San Elizario ISD Joins Lawsuit Against TEA Commissioner Mike Morath
SAN ELIZARIO, TEXAS – The San Elizario Independent School District (SEISD) Board of Trustees on Wednesday, September 20, 2023, unanimously voted to approve Superintendent Dr. Jeannie Meza-Chavez’s decision to enter the lawsuit against Mike Morath, the Commissioner of the Texas Education Agency (TEA).
Superintendent Dr. Jeannie Meza-Chavez states, “Entering this lawsuit is about holding everyone accountable, including those in the TEA who have deliberately chosen to change the rules of engagement after students tested and the tests were electronically delivered and graded.” Students across Texas took assessments in the spring of 2023, which meant students, teachers, and administrators entered the testing phase with pre-established criteria and a set understanding of how results would be calculated.
Prior rating criteria required school districts to have 60% of high school students earn a CCMR point, making it possible for the campus to be rated an A under the published accountability measure. Students can gain a CCMR point through 11 set criteria that qualify students to be considered ready for college, career, or military as they prepare to graduate. However, in the new system, Texas schools must now have 88% of students earn a CCMR point to earn an A. The dilemma is that this portion of the accountability requirement pulls data from the prior year's graduating class.
At issue is that the TEA began its calculations to identify how to rate schools by setting cut scores with drastic changes, specifically the College Career Military Readiness (CCMR), which meant schools had no way of improving scores because the data for the graduating class of 2022 was set without any possibility of being able to improve it.

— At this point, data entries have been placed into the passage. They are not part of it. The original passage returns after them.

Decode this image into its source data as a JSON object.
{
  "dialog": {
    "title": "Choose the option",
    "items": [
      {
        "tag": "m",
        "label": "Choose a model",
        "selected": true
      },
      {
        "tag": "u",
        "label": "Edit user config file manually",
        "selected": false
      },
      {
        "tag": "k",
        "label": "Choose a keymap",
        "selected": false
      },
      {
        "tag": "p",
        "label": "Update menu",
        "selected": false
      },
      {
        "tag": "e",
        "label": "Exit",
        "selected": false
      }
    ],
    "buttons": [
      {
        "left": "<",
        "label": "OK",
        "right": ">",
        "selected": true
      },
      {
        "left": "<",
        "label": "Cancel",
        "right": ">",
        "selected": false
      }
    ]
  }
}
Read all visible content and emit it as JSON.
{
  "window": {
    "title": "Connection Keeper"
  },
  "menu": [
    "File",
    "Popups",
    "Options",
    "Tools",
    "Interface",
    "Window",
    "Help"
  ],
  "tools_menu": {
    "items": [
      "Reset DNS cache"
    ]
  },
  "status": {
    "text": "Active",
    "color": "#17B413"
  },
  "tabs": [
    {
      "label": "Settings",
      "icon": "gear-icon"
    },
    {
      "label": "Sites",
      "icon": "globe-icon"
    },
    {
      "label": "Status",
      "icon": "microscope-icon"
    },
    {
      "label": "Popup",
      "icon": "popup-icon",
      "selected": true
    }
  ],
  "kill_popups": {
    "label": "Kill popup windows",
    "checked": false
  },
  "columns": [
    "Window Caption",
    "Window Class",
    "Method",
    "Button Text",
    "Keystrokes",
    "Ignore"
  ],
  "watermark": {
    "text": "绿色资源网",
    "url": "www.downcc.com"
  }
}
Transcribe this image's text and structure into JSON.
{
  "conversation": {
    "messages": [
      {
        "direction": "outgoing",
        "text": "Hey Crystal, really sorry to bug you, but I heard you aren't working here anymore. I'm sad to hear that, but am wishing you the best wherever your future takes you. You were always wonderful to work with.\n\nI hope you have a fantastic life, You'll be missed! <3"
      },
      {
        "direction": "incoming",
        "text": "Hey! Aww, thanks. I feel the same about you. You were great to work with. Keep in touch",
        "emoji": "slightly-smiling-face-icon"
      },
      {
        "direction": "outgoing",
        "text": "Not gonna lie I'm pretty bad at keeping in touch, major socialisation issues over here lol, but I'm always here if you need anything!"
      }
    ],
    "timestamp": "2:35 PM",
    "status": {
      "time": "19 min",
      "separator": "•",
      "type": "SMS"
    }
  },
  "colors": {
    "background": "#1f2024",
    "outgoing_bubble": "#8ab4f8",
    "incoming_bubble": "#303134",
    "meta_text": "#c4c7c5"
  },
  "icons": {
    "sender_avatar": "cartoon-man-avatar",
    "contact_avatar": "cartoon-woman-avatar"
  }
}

Under the Texas Education Code 39.0542, the Commissioner must provide a document explaining “accountability performance measures, methods, and procedures that will be applied for that year.” The calculations as currently described were not included in the 2022 accountability handbook, and the proposed changes have yet to be officially published as part of the accountability manual. Compounding the issue is that all Texas schools began the school year without knowing the school rating, and according to the information posted by the TEA in the To The Administrator Correspondence posted on September 12, 2023, there is another delay in the release of the 2023 A-F Academic Accountability Ratings.
Superintendent Dr. Jeannie Meza-Chavez states, “We do not have an issue with being held accountable – give us the metric prior to the students’ testing, and we will work to achieve it, but don’t disrespect our students and teachers and change it after the fact. TEA’s rating logic must be achievable by all schools and communicated so our communities understand it. Our public schools are so much more than the rating.”
The hearing is tentatively set for Tuesday, October 10, 2023. As of the release of this story, San Elizario ISD, Canutillo ISD, and El Paso ISD are the only three districts in El Paso County that have joined the lawsuit, and there are approximately eighty school districts in Texas that are collectively suing the TEA Commissioner.